Forests affect the fluxes of moisture and energy between the land surface and the atmosphere which can affect rainfall, both locally and downwind of the forest. Large scale removal of trees, such as during deforestation, can therefore strongly affect the amount of rain falling on any remaining forests.

A new study from LEAF scientists in the Institute for Climate and Atmospheric Science (ICAS), part of the School of Earth and Environment, demonstrates that climate models robustly indicate that continued deforestation of the Amazon would substantially reduce rainfall in the region.

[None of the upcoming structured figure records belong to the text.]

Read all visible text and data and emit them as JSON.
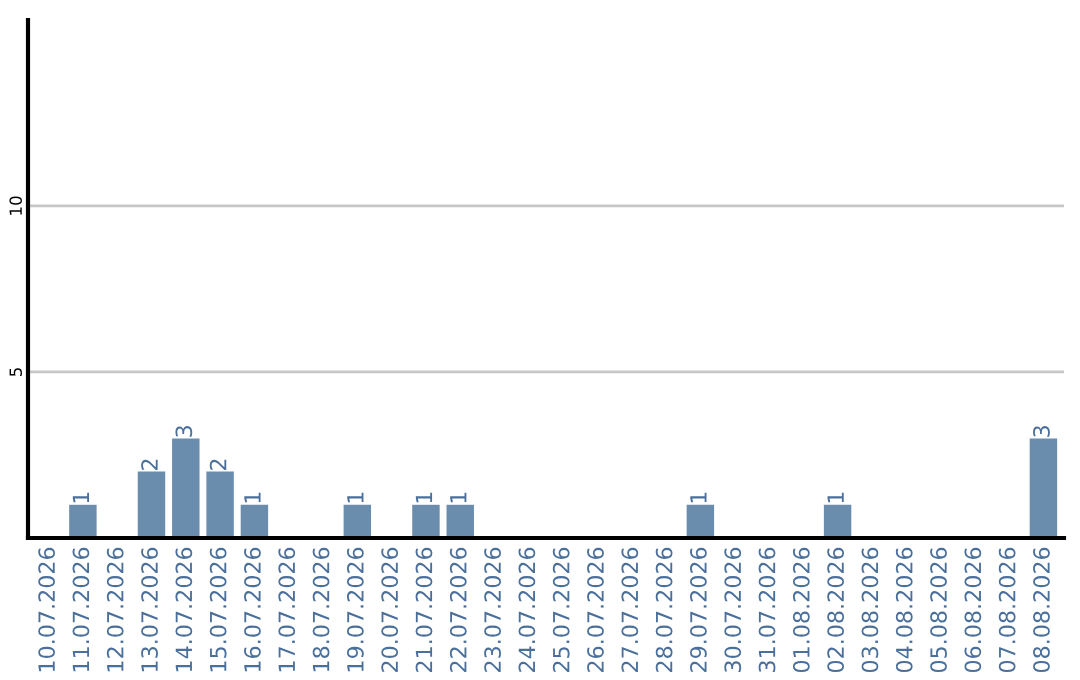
{
  "chart_data": {
    "type": "bar",
    "categories": [
      "10.07.2026",
      "11.07.2026",
      "12.07.2026",
      "13.07.2026",
      "14.07.2026",
      "15.07.2026",
      "16.07.2026",
      "17.07.2026",
      "18.07.2026",
      "19.07.2026",
      "20.07.2026",
      "21.07.2026",
      "22.07.2026",
      "23.07.2026",
      "24.07.2026",
      "25.07.2026",
      "26.07.2026",
      "27.07.2026",
      "28.07.2026",
      "29.07.2026",
      "30.07.2026",
      "31.07.2026",
      "01.08.2026",
      "02.08.2026",
      "03.08.2026",
      "04.08.2026",
      "05.08.2026",
      "06.08.2026",
      "07.08.2026",
      "08.08.2026"
    ],
    "values": [
      0,
      1,
      0,
      2,
      3,
      2,
      1,
      0,
      0,
      1,
      0,
      1,
      1,
      0,
      0,
      0,
      0,
      0,
      0,
      1,
      0,
      0,
      0,
      1,
      0,
      0,
      0,
      0,
      0,
      3
    ],
    "value_labels": [
      null,
      "1",
      null,
      "2",
      "3",
      "2",
      "1",
      null,
      null,
      "1",
      null,
      "1",
      "1",
      null,
      null,
      null,
      null,
      null,
      null,
      "1",
      null,
      null,
      null,
      "1",
      null,
      null,
      null,
      null,
      null,
      "3"
    ],
    "color": "#6a8cad",
    "ylim": [
      0,
      15.6
    ],
    "yticks": [
      5,
      10
    ],
    "grid": "y"
  }
}
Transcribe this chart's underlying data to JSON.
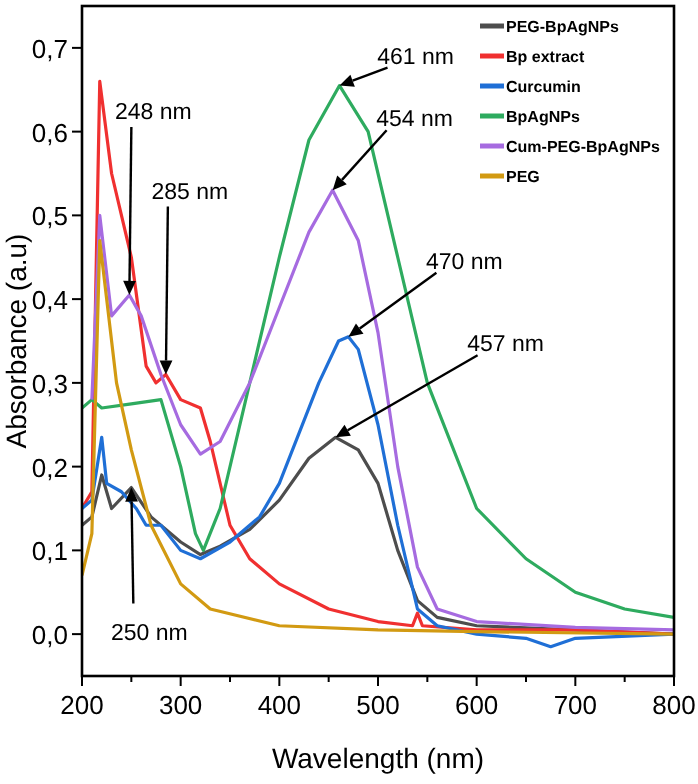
{
  "chart_data": {
    "type": "line",
    "xlabel": "Wavelength (nm)",
    "ylabel": "Absorbance (a.u)",
    "xlim": [
      200,
      800
    ],
    "ylim": [
      -0.05,
      0.75
    ],
    "xticks": [
      200,
      {
        "value": 250,
        "label": null
      },
      300,
      {
        "value": 350,
        "label": null
      },
      400,
      {
        "value": 450,
        "label": null
      },
      500,
      {
        "value": 550,
        "label": null
      },
      600,
      {
        "value": 650,
        "label": null
      },
      700,
      {
        "value": 750,
        "label": null
      },
      800
    ],
    "yticks": [
      {
        "value": 0,
        "label": "0,0"
      },
      {
        "value": 0.1,
        "label": "0,1"
      },
      {
        "value": 0.2,
        "label": "0,2"
      },
      {
        "value": 0.3,
        "label": "0,3"
      },
      {
        "value": 0.4,
        "label": "0,4"
      },
      {
        "value": 0.5,
        "label": "0,5"
      },
      {
        "value": 0.6,
        "label": "0,6"
      },
      {
        "value": 0.7,
        "label": "0,7"
      }
    ],
    "grid": false,
    "legend": "top right",
    "line_style": "solid",
    "marker": "none",
    "series": [
      {
        "name": "PEG-BpAgNPs",
        "color": "#4d4d4d",
        "x": [
          200,
          210,
          220,
          230,
          250,
          270,
          300,
          320,
          340,
          370,
          400,
          430,
          457,
          480,
          500,
          520,
          540,
          560,
          600,
          800
        ],
        "values": [
          0.13,
          0.14,
          0.19,
          0.15,
          0.175,
          0.14,
          0.11,
          0.095,
          0.105,
          0.125,
          0.16,
          0.21,
          0.235,
          0.22,
          0.18,
          0.1,
          0.04,
          0.02,
          0.01,
          0
        ]
      },
      {
        "name": "Bp extract",
        "color": "#f03030",
        "x": [
          200,
          210,
          218,
          230,
          250,
          265,
          275,
          285,
          300,
          320,
          330,
          350,
          370,
          400,
          450,
          500,
          535,
          540,
          545,
          600,
          700,
          800
        ],
        "values": [
          0.15,
          0.17,
          0.66,
          0.55,
          0.45,
          0.32,
          0.3,
          0.31,
          0.28,
          0.27,
          0.23,
          0.13,
          0.09,
          0.06,
          0.03,
          0.015,
          0.01,
          0.025,
          0.01,
          0.005,
          0.005,
          0
        ]
      },
      {
        "name": "Curcumin",
        "color": "#1f6fd6",
        "x": [
          200,
          210,
          220,
          225,
          240,
          255,
          265,
          280,
          300,
          320,
          350,
          380,
          400,
          420,
          440,
          460,
          470,
          480,
          500,
          520,
          540,
          560,
          600,
          650,
          675,
          700,
          800
        ],
        "values": [
          0.15,
          0.16,
          0.235,
          0.18,
          0.17,
          0.15,
          0.13,
          0.13,
          0.1,
          0.09,
          0.11,
          0.14,
          0.18,
          0.24,
          0.3,
          0.35,
          0.355,
          0.34,
          0.25,
          0.13,
          0.03,
          0.01,
          0,
          -0.005,
          -0.015,
          -0.005,
          0
        ]
      },
      {
        "name": "BpAgNPs",
        "color": "#2eab5f",
        "x": [
          200,
          210,
          220,
          250,
          280,
          300,
          315,
          323,
          340,
          370,
          400,
          430,
          461,
          490,
          520,
          550,
          600,
          650,
          700,
          750,
          800
        ],
        "values": [
          0.27,
          0.28,
          0.27,
          0.275,
          0.28,
          0.2,
          0.12,
          0.1,
          0.15,
          0.3,
          0.45,
          0.59,
          0.655,
          0.6,
          0.45,
          0.3,
          0.15,
          0.09,
          0.05,
          0.03,
          0.02
        ]
      },
      {
        "name": "Cum-PEG-BpAgNPs",
        "color": "#a66be0",
        "x": [
          210,
          218,
          230,
          248,
          260,
          280,
          300,
          320,
          340,
          370,
          400,
          430,
          454,
          480,
          500,
          520,
          540,
          560,
          600,
          700,
          800
        ],
        "values": [
          0.28,
          0.5,
          0.38,
          0.405,
          0.38,
          0.31,
          0.25,
          0.215,
          0.23,
          0.3,
          0.39,
          0.48,
          0.53,
          0.47,
          0.36,
          0.2,
          0.08,
          0.03,
          0.015,
          0.008,
          0.005
        ]
      },
      {
        "name": "PEG",
        "color": "#d29a12",
        "x": [
          200,
          210,
          218,
          225,
          235,
          250,
          270,
          300,
          330,
          400,
          500,
          600,
          800
        ],
        "values": [
          0.07,
          0.12,
          0.47,
          0.4,
          0.3,
          0.22,
          0.13,
          0.06,
          0.03,
          0.01,
          0.005,
          0.003,
          0
        ]
      }
    ],
    "annotations": [
      {
        "text": "461 nm",
        "x": 461,
        "y": 0.655
      },
      {
        "text": "454 nm",
        "x": 454,
        "y": 0.53
      },
      {
        "text": "470 nm",
        "x": 470,
        "y": 0.355
      },
      {
        "text": "457 nm",
        "x": 457,
        "y": 0.235
      },
      {
        "text": "248 nm",
        "x": 248,
        "y": 0.405
      },
      {
        "text": "285 nm",
        "x": 285,
        "y": 0.31
      },
      {
        "text": "250 nm",
        "x": 250,
        "y": 0.175
      }
    ]
  }
}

Deforestation of the Brazilian Amazon started on a large scale in the 1970s when the opening of the Trans-Amazonian Highway made the interior of the Amazon forest accessible for the first time. Deforestation rates in Brazil in particular, home to two-thirds of the Amazon rainforest, accelerated throughout the following decades, reaching a peak in 2004. That year, Brazil cleared 2.7 million hectares of forest (the equivalent of 7,400 hectares a day), according to Brazil’s National Institute for Space Research (INPE). At that rate, researchers estimated nearly half of the original forest cover would be gone by 2050.

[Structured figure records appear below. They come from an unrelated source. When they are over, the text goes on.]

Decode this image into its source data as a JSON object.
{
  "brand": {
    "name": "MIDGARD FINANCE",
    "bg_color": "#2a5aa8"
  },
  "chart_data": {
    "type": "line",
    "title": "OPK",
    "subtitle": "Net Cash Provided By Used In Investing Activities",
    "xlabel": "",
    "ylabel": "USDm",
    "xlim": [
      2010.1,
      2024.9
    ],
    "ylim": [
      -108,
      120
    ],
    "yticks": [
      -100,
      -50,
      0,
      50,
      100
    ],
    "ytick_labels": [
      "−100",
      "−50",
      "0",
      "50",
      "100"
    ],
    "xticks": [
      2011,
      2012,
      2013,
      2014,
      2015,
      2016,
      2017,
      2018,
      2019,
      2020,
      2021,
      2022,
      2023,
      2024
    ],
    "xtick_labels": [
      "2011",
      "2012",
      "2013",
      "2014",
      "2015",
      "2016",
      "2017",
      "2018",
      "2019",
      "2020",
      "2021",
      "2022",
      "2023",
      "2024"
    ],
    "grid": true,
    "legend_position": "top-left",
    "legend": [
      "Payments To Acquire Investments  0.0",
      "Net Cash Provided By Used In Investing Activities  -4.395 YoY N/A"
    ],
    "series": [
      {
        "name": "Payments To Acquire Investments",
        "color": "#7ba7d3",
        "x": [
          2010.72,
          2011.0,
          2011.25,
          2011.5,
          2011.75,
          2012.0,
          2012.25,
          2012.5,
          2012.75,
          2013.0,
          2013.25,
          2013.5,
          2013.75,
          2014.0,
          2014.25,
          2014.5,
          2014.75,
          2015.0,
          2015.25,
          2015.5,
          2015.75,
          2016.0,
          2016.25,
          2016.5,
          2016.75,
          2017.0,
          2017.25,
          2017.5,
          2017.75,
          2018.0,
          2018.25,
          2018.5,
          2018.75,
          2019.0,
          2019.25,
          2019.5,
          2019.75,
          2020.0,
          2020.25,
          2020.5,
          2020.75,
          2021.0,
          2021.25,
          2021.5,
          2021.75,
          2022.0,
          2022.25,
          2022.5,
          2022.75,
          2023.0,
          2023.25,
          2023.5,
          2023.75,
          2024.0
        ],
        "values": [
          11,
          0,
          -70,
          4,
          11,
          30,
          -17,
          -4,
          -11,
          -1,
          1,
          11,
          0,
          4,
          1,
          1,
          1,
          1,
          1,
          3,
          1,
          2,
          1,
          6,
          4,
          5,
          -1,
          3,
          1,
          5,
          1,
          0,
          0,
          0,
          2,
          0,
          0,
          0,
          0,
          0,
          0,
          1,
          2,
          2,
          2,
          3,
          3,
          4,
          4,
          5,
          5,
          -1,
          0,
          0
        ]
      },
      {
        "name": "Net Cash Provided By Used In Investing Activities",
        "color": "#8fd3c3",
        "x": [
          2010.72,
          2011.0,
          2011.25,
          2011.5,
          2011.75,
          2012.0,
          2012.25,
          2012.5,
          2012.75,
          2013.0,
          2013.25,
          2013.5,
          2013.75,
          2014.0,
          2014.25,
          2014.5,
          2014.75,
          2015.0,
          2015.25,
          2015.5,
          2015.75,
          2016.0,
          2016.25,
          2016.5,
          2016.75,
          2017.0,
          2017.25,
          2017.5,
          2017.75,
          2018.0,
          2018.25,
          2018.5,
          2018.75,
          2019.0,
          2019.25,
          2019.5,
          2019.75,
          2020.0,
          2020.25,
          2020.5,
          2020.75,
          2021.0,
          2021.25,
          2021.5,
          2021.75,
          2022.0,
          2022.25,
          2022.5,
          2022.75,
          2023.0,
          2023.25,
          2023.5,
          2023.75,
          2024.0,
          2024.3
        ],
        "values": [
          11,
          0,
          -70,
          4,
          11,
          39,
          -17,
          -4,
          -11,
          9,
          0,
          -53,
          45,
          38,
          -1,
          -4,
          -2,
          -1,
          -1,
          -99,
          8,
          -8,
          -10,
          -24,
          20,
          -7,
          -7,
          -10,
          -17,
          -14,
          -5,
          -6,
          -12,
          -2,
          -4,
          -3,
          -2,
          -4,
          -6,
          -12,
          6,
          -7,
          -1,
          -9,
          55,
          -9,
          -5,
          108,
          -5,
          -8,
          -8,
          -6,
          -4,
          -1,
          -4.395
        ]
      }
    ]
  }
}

The effects of forest clearing can be difficult to quantify, said Dr Luis Garcia-Carreras, a co-author of the new study. For this research, the authors analysed data from 44 previous studies, featuring more than 90 global and regional climate model simulations, to determine whether they agreed on what the impacts of deforestation would be. “We wanted to make a comprehensive assessment using all of the information that was available until now to give us the best estimate of what the impact of deforestation would be on rainfall,” said Garcia-Carreras.

The researchers found that deforestation so far has likely reduced average rainfall over the Amazon by around 2%, but this is less than the variability experienced from year to year so is difficult to detect in observations.

“We found a very consistent picture that deforestation is going to drive a reduction in rainfall, and that was consistent virtually across all models and all studies that we analyzed,” Garcia-Carreras said. “And we found a picture that increasing deforestation drove larger reductions in rainfall.”

The Brazilian government have been successful in reducing deforestation rates over the past decade, but this new study suggests that if deforestation rates returned to their pre-2004 level, annual rainfall could reduce by 8% by 2050, and what are currently considered drought years could become the norm.

Recent droughts in the Amazon in 2005 and 2010 showed that sustained reductions in rainfall have important consequences for Brazil’s economy, according to the study's lead author Dr Dominick Spracklen, “Less rain could affect agriculture, which currently generates $15 billion a year for Brazil’s economy, and hydropower, which generates 65 percent of Brazil’s electricity”.

Deforestation rates began to decline in 2005, and by 2010, forest clearing rates had dropped to about 25 percent of 2004 levels, according to INPE. During the same time period, however, deforestation in other Amazonian countries increased, “With a high global demand for increased beef and soy production, it’s likely these countries will continue clearing forest and possible Brazil will relax its forest protection laws to meet those demands” Spracklen said.

“One of the big environmental success stories of the past decade has been the reduction in deforestation in the Amazon, within Brazil,” said Spracklen, "but I think at the moment we’re at a kind of cusp, where there’s continued pressure within Brazil to relax some of the forest laws. Maintaining low deforestation rates in the Amazon is essential to ensure survival of the Amazon forest."